High-Level Logic: 1. Fetches the Keypoint-MoSeq project output directory from the PCATask table and define the full path. 2. Load the PCA model from file in this directory. 2. Set a specified variance threshold to 90% and compute the cumulative sum of the explained variance ratio. 3. Determine the number of components required to explain the specified variance. 3.1 If the cumulative sum of the explained variance ratio is less than the specified variance threshold, it sets the latent_dimension to the total number of components and variance_percentage to the cumulative sum of the explained variance ratio. 3.2 If the cumulative sum of the explained variance ratio is greater than the specified variance threshold, it sets the latent_dimension to the number of components that explain the specified variance and variance_percentage to the specified variance threshold. 4. Insert the results of this make function into the table.

Source code in element_moseq/moseq_train.py

def make(self, key):
    """
    Make function to compute and store the latent dimension that explains a 90% variance threshold.

    Args:
        key (dict): `PCAFit` Key.

    Raises:

    High-Level Logic:
    1. Fetches the Keypoint-MoSeq project output directory from the PCATask table and define the full path.
    2. Load the PCA model from file in this directory.
    2. Set a specified variance threshold to 90% and compute the cumulative sum of the explained variance ratio.
    3. Determine the number of components required to explain the specified variance.
        3.1 If the cumulative sum of the explained variance ratio is less than the specified variance threshold, \
            it sets the `latent_dimension` to the total number of components and `variance_percentage` to the cumulative sum of the explained variance ratio.
        3.2 If the cumulative sum of the explained variance ratio is greater than the specified variance threshold, \
            it sets the `latent_dimension` to the number of components that explain the specified variance and `variance_percentage` to the specified variance threshold.
    4. Insert the results of this `make` function into the table.
    """
    from keypoint_moseq import load_pca

    kpms_project_output_dir = (PCATask & key).fetch1("kpms_project_output_dir")
    kpms_project_output_dir = (
        moseq_infer.get_kpms_processed_data_dir() / kpms_project_output_dir
    )

    pca_path = kpms_project_output_dir / "pca.p"
    if pca_path:
        pca = load_pca(kpms_project_output_dir.as_posix())
    else:
        raise FileNotFoundError(
            f"No pca model (`pca.p`) found in the project directory {kpms_project_output_dir}"
        )

    variance_threshold = 0.90

    cs = np.cumsum(
        pca.explained_variance_ratio_
    )  # explained_variance_ratio_ndarray of shape (n_components,)

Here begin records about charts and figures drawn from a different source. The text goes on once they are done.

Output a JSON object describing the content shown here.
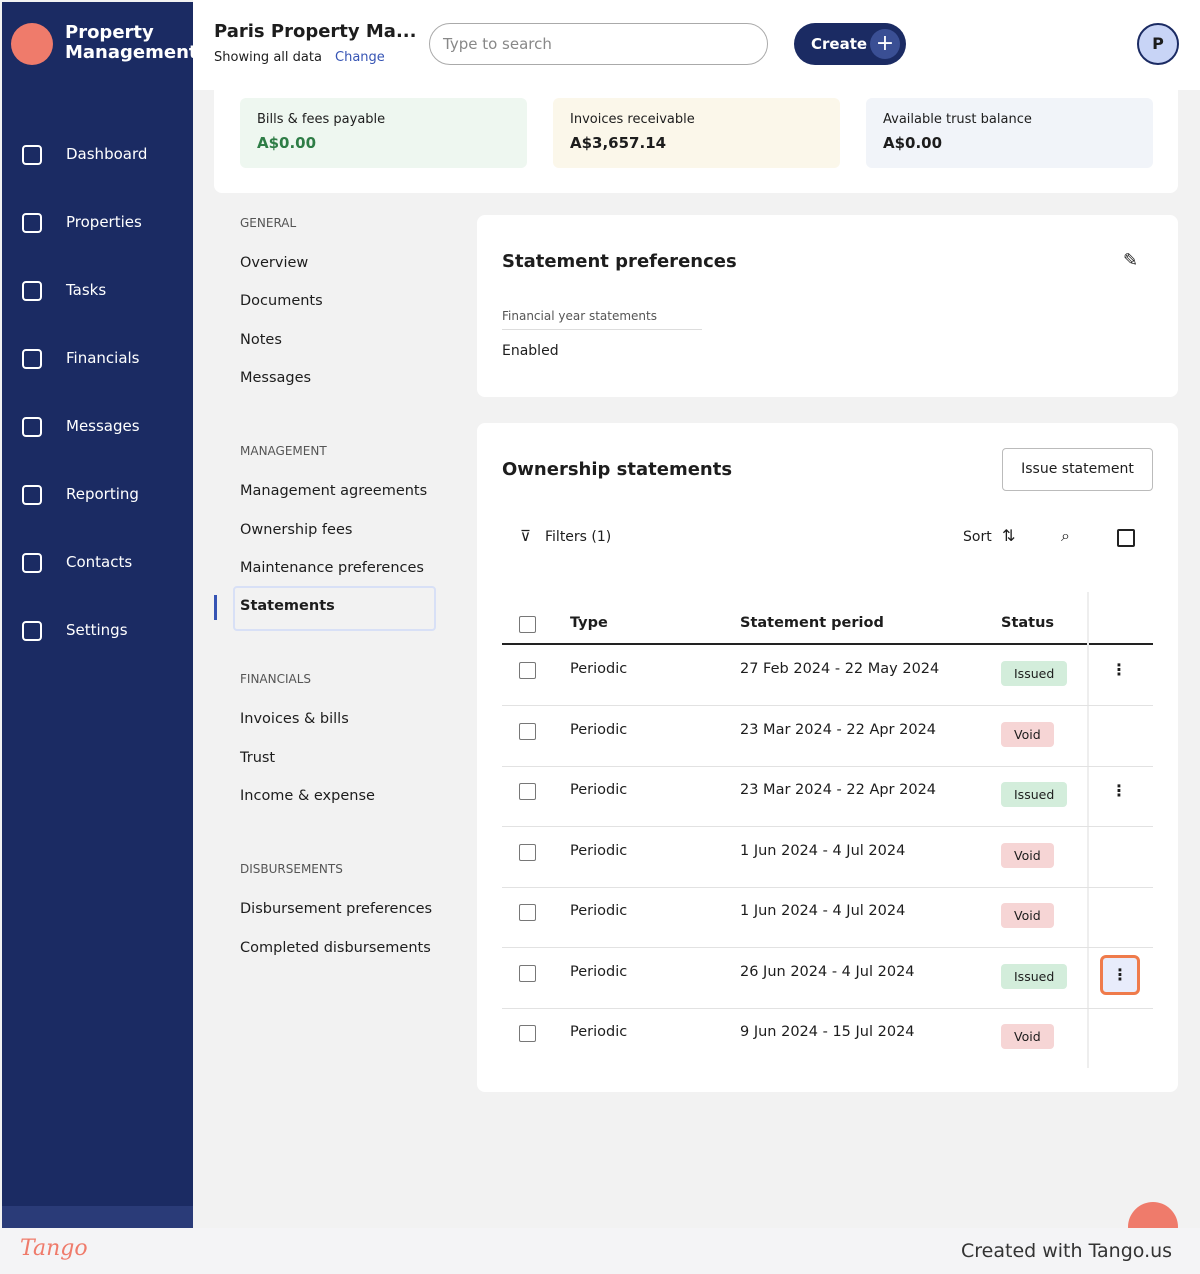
{
  "brand": {
    "line1": "Property",
    "line2": "Management"
  },
  "nav": [
    "Dashboard",
    "Properties",
    "Tasks",
    "Financials",
    "Messages",
    "Reporting",
    "Contacts",
    "Settings"
  ],
  "header": {
    "title": "Paris Property Ma...",
    "subtitle": "Showing all data",
    "change": "Change",
    "search_placeholder": "Type to search",
    "create": "Create",
    "avatar": "P"
  },
  "summary": [
    {
      "label": "Bills & fees payable",
      "value": "A$0.00",
      "color": "#eef7f0",
      "value_color": "#2e7d46"
    },
    {
      "label": "Invoices receivable",
      "value": "A$3,657.14",
      "color": "#fbf7ea",
      "value_color": "#1d1d1d"
    },
    {
      "label": "Available trust balance",
      "value": "A$0.00",
      "color": "#f1f4f9",
      "value_color": "#1d1d1d"
    }
  ],
  "side_sections": [
    {
      "heading": "GENERAL",
      "items": [
        "Overview",
        "Documents",
        "Notes",
        "Messages"
      ]
    },
    {
      "heading": "MANAGEMENT",
      "items": [
        "Management agreements",
        "Ownership fees",
        "Maintenance preferences",
        "Statements"
      ]
    },
    {
      "heading": "FINANCIALS",
      "items": [
        "Invoices & bills",
        "Trust",
        "Income & expense"
      ]
    },
    {
      "heading": "DISBURSEMENTS",
      "items": [
        "Disbursement preferences",
        "Completed disbursements"
      ]
    }
  ],
  "preferences": {
    "title": "Statement preferences",
    "field_label": "Financial year statements",
    "field_value": "Enabled"
  },
  "statements": {
    "title": "Ownership statements",
    "issue_button": "Issue statement",
    "filters": "Filters (1)",
    "sort": "Sort",
    "columns": [
      "Type",
      "Statement period",
      "Status"
    ],
    "rows": [
      {
        "type": "Periodic",
        "period": "27 Feb 2024 - 22 May 2024",
        "status": "Issued",
        "status_color": "#d3eddb",
        "menu": true
      },
      {
        "type": "Periodic",
        "period": "23 Mar 2024 - 22 Apr 2024",
        "status": "Void",
        "status_color": "#f6d5d5",
        "menu": false
      },
      {
        "type": "Periodic",
        "period": "23 Mar 2024 - 22 Apr 2024",
        "status": "Issued",
        "status_color": "#d3eddb",
        "menu": true
      },
      {
        "type": "Periodic",
        "period": "1 Jun 2024 - 4 Jul 2024",
        "status": "Void",
        "status_color": "#f6d5d5",
        "menu": false
      },
      {
        "type": "Periodic",
        "period": "1 Jun 2024 - 4 Jul 2024",
        "status": "Void",
        "status_color": "#f6d5d5",
        "menu": false
      },
      {
        "type": "Periodic",
        "period": "26 Jun 2024 - 4 Jul 2024",
        "status": "Issued",
        "status_color": "#d3eddb",
        "menu": true
      },
      {
        "type": "Periodic",
        "period": "9 Jun 2024 - 15 Jul 2024",
        "status": "Void",
        "status_color": "#f6d5d5",
        "menu": false
      }
    ]
  },
  "footer": {
    "brand": "Tango",
    "credit": "Created with Tango.us"
  }
}
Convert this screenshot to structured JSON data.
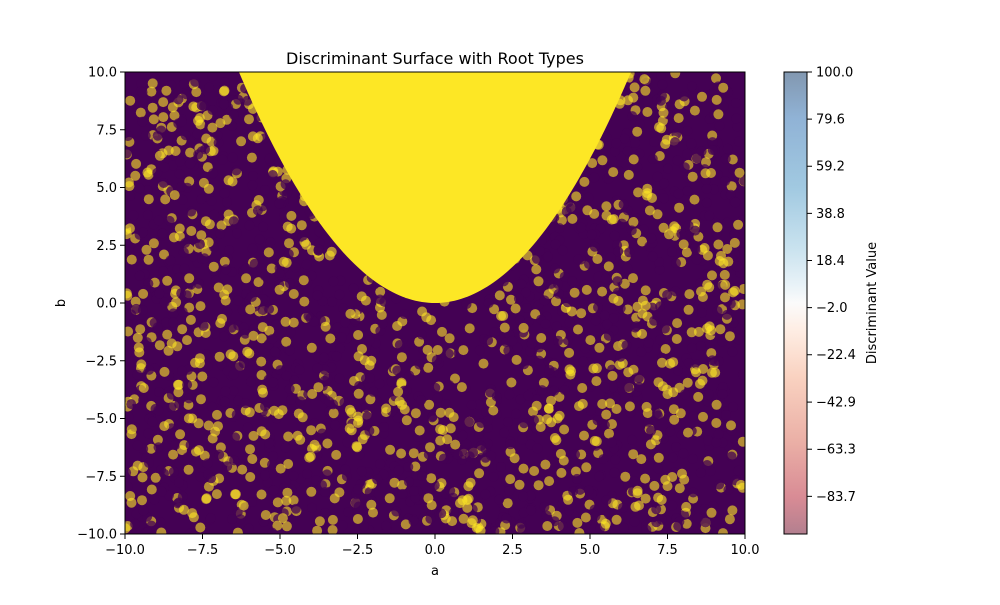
{
  "chart_data": {
    "type": "scatter",
    "title": "Discriminant Surface with Root Types",
    "xlabel": "a",
    "ylabel": "b",
    "xlim": [
      -10,
      10
    ],
    "ylim": [
      -10,
      10
    ],
    "xticks": [
      "−10.0",
      "−7.5",
      "−5.0",
      "−2.5",
      "0.0",
      "2.5",
      "5.0",
      "7.5",
      "10.0"
    ],
    "yticks": [
      "−10.0",
      "−7.5",
      "−5.0",
      "−2.5",
      "0.0",
      "2.5",
      "5.0",
      "7.5",
      "10.0"
    ],
    "grid": false,
    "region": {
      "name": "b > a²/4",
      "color": "#fde725",
      "boundary_curve": "b = a^2/4"
    },
    "scatter_colors": {
      "purple": "#440154",
      "yellow": "#fde725"
    },
    "colorbar": {
      "label": "Discriminant Value",
      "range": [
        -100,
        100
      ],
      "colormap": "RdBu",
      "alpha": 0.5,
      "ticks": [
        "100.0",
        "79.6",
        "59.2",
        "38.8",
        "18.4",
        "−2.0",
        "−22.4",
        "−42.9",
        "−63.3",
        "−83.7"
      ],
      "tick_values": [
        100.0,
        79.6,
        59.2,
        38.8,
        18.4,
        -2.0,
        -22.4,
        -42.9,
        -63.3,
        -83.7
      ]
    }
  }
}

    if cs[-1] < variance_threshold:
        latent_dimension = len(cs)
        variance_percentage = cs[-1] * 100
        latent_dim_desc = (
            f"All components together only explain {cs[-1]*100}% of variance."
        )
    else:
        latent_dimension = (cs > variance_threshold).nonzero()[0].min() + 1
        variance_percentage = variance_threshold * 100
        latent_dim_desc = f">={variance_threshold*100}% of variance explained by {(cs>variance_threshold).nonzero()[0].min()+1} components."

    self.insert1(
        dict(
            **key,
            variance_percentage=variance_percentage,
            latent_dimension=latent_dimension,
            latent_dim_desc=latent_dim_desc,
        )
    )

PreFitTask

Bases: Manual

Insert the parameters for the model (AR-HMM) pre-fitting.

Attributes:

Name	Type	Description
PCAFit	foreign key)	PCAFit task.
pre_latent_dim	int)	Latent dimension to use for the model pre-fitting.
pre_kappa	int)	Kappa value to use for the model pre-fitting.
pre_num_iterations	int)	Number of Gibbs sampling iterations to run in the model pre-fitting.
pre_fit_desc(varchar)		User-defined description of the pre-fitting task.

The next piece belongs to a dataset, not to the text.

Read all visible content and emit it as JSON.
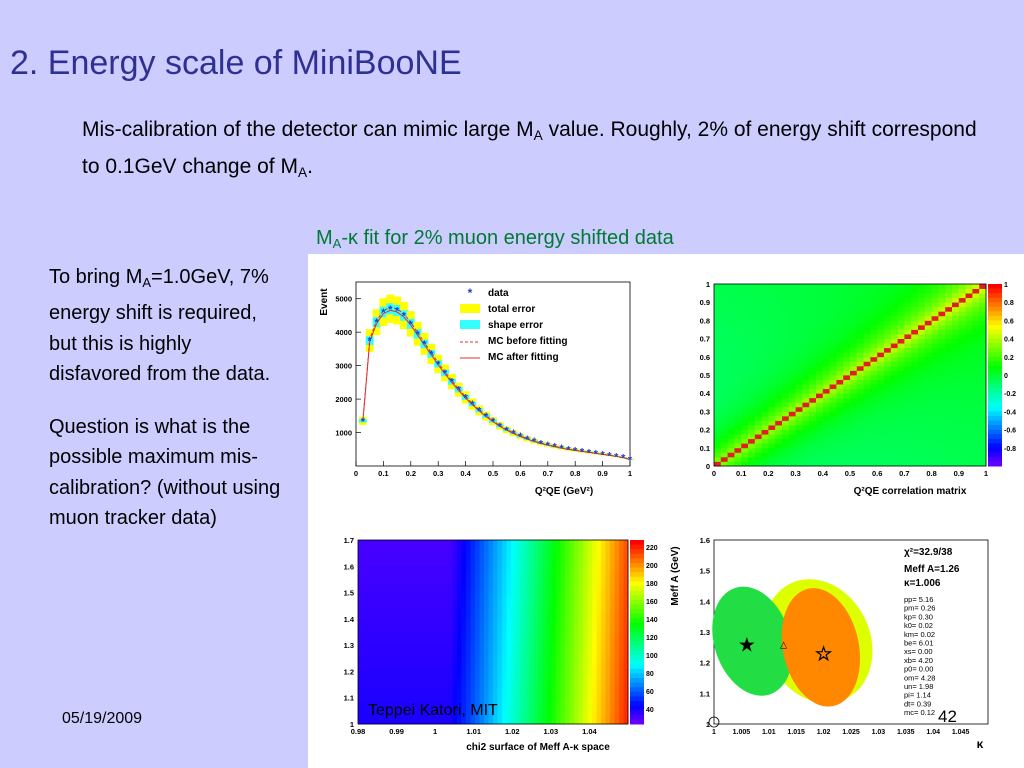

Source code in element_moseq/moseq_train.py

@schema
class PreFitTask(dj.Manual):
    """Insert the parameters for the model (AR-HMM) pre-fitting.

    Attributes:
        PCAFit (foreign key)                : `PCAFit` task.
        pre_latent_dim (int)                : Latent dimension to use for the model pre-fitting.
        pre_kappa (int)                     : Kappa value to use for the model pre-fitting.
        pre_num_iterations (int)            : Number of Gibbs sampling iterations to run in the model pre-fitting.
        pre_fit_desc(varchar)               : User-defined description of the pre-fitting task.
    """

    definition = """
    -> PCAFit                                           # `PCAFit` Key
    pre_latent_dim               : int                  # Latent dimension to use for the model pre-fitting
    pre_kappa                    : int                  # Kappa value to use for the model pre-fitting
    pre_num_iterations           : int                  # Number of Gibbs sampling iterations to run in the model pre-fitting
    ---
    model_name                   : varchar(100)         # Name of the model to be loaded if `task_mode='load'`
    task_mode='load'             :enum('trigger','load')# 'load': load computed analysis results, 'trigger': trigger computation
    pre_fit_desc=''              : varchar(1000)        # User-defined description of the pre-fitting task
    """

PreFit

Bases: Computed

Fit AR-HMM model.

Attributes:

Name	Type	Description
PreFitTask	foreign key)	PreFitTask Key.
model_name	varchar)	Name of the model as "kpms_project_output_dir/model_name".
pre_fit_duration	float)	Time duration (seconds) of the model fitting computation.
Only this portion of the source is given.